The saga of Yahoo! has been a long, strange saga indeed, from bizarre business models to unfathomable telecommuting decisions and well beyond. Now, the beleaguered company is poised for a sale to Verizon. Before that, however, comes a host of changes that start at the name and go through the company itself.
Perhaps the biggest change is that Yahoo! will no longer be Yahoo! after the close of a sale to Verizon, but rather, Altaba. Verizon has been planning to purchase Yahoo! for around $4.83 billion, which doesn't include either Yahoo! Japan or Yahoo!'s Alibaba stake.
Close on the list of big changes is Marissa Mayer's evacuation from the board of directors. Five other directors were likewise set to resign, and no one's entirely sure if Mayer will be sticking around at all. When the news first broke of the sale to Verizon, she said she was eager to stay on. Now, however, there are few reports to suggest if that fervor is still present.
Indeed, there's even some word that the Verizon purchase may not go off at all, at least not without some changes. Two major hacking initiatives hit Yahoo! and its user base hard in the time between Verizon's announced plans and the present, which has prompted Verizon to demand changes in the terms of the sale to reflect the damage those hacks caused.
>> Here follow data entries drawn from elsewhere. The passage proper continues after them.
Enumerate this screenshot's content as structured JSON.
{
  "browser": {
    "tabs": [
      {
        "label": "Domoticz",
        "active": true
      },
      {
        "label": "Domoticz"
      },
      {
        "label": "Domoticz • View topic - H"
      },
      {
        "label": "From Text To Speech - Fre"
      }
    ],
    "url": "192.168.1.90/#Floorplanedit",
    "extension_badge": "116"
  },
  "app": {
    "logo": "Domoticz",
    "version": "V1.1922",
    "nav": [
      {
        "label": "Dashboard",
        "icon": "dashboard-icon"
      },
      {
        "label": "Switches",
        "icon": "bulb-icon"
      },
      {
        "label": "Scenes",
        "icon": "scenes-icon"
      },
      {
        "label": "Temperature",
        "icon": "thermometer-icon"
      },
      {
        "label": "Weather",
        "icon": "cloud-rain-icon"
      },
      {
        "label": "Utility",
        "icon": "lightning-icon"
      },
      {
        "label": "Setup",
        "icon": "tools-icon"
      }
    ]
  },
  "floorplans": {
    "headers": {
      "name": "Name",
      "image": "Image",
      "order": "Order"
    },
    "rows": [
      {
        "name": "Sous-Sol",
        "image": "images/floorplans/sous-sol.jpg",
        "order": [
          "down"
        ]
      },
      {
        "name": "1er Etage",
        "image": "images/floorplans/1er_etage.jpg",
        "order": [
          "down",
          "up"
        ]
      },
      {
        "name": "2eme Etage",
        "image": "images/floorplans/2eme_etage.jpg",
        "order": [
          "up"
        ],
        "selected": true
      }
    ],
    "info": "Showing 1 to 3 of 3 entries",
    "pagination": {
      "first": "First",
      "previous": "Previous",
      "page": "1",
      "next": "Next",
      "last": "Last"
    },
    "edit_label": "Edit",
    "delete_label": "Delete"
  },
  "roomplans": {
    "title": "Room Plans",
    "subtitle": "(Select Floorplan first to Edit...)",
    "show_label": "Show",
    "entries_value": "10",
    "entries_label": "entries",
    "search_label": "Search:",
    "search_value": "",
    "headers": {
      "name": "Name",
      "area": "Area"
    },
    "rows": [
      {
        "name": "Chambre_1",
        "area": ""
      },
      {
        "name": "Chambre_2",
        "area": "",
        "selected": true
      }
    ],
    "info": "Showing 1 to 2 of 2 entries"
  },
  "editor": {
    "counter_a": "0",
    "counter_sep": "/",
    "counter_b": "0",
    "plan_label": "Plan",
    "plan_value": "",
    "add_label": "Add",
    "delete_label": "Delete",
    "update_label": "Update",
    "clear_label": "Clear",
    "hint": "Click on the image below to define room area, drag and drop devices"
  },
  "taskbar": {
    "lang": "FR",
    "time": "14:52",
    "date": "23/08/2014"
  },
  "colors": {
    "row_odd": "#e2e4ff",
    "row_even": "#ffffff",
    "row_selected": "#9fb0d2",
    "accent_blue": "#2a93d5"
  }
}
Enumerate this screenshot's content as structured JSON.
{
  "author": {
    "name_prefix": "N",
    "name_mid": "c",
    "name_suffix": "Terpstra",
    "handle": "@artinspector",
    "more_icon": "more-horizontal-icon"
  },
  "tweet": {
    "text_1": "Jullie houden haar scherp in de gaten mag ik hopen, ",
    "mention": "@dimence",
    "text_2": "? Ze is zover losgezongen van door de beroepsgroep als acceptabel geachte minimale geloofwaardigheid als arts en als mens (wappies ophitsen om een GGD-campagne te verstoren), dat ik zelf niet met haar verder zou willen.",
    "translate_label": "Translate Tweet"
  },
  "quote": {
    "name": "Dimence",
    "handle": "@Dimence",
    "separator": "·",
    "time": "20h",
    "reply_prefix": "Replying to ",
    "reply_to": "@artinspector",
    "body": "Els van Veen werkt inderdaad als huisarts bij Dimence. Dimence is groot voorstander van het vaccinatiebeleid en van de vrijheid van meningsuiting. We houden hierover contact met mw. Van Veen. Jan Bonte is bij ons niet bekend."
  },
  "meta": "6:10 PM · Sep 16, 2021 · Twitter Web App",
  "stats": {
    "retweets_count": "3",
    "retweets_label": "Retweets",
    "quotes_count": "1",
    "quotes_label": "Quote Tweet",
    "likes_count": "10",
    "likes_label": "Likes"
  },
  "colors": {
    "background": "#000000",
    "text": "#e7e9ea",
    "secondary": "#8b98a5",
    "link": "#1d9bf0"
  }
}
So in the end, the changes and board departures may not even happen at all if Verizon decides to abandon the purchase plan. Given how the hacks have plunged Yahoo!'s overall reliability and face in the market, Verizon might well want to reconsider that number it originally offered. Considering further that Yahoo!'s planning a name change besides, that doesn't help matters. And what a name change it is, too; reports from those close to the matter say that “Altaba” is a portmanteau of “alternate Alibaba.”
This news comes at an interesting time, given that Alibaba recently announced a potential push into the United States, as CEO Jack Ma had a meeting with president-elect Donald Trump about bringing more into the U.S. Though the exact details on that point are unclear—some suggest it's more smoke and mirrors than actual jobs—the idea that the alternate Alibaba might be firing up at the same time the original is looking for inroads into the U.S. can't be readily ignored.
So the future looks uncertain for Yahoo!, though potentially quite bright. Only time will tell how this all boils down, but there are a lot of earth-shaking possibilities that could be brought into play.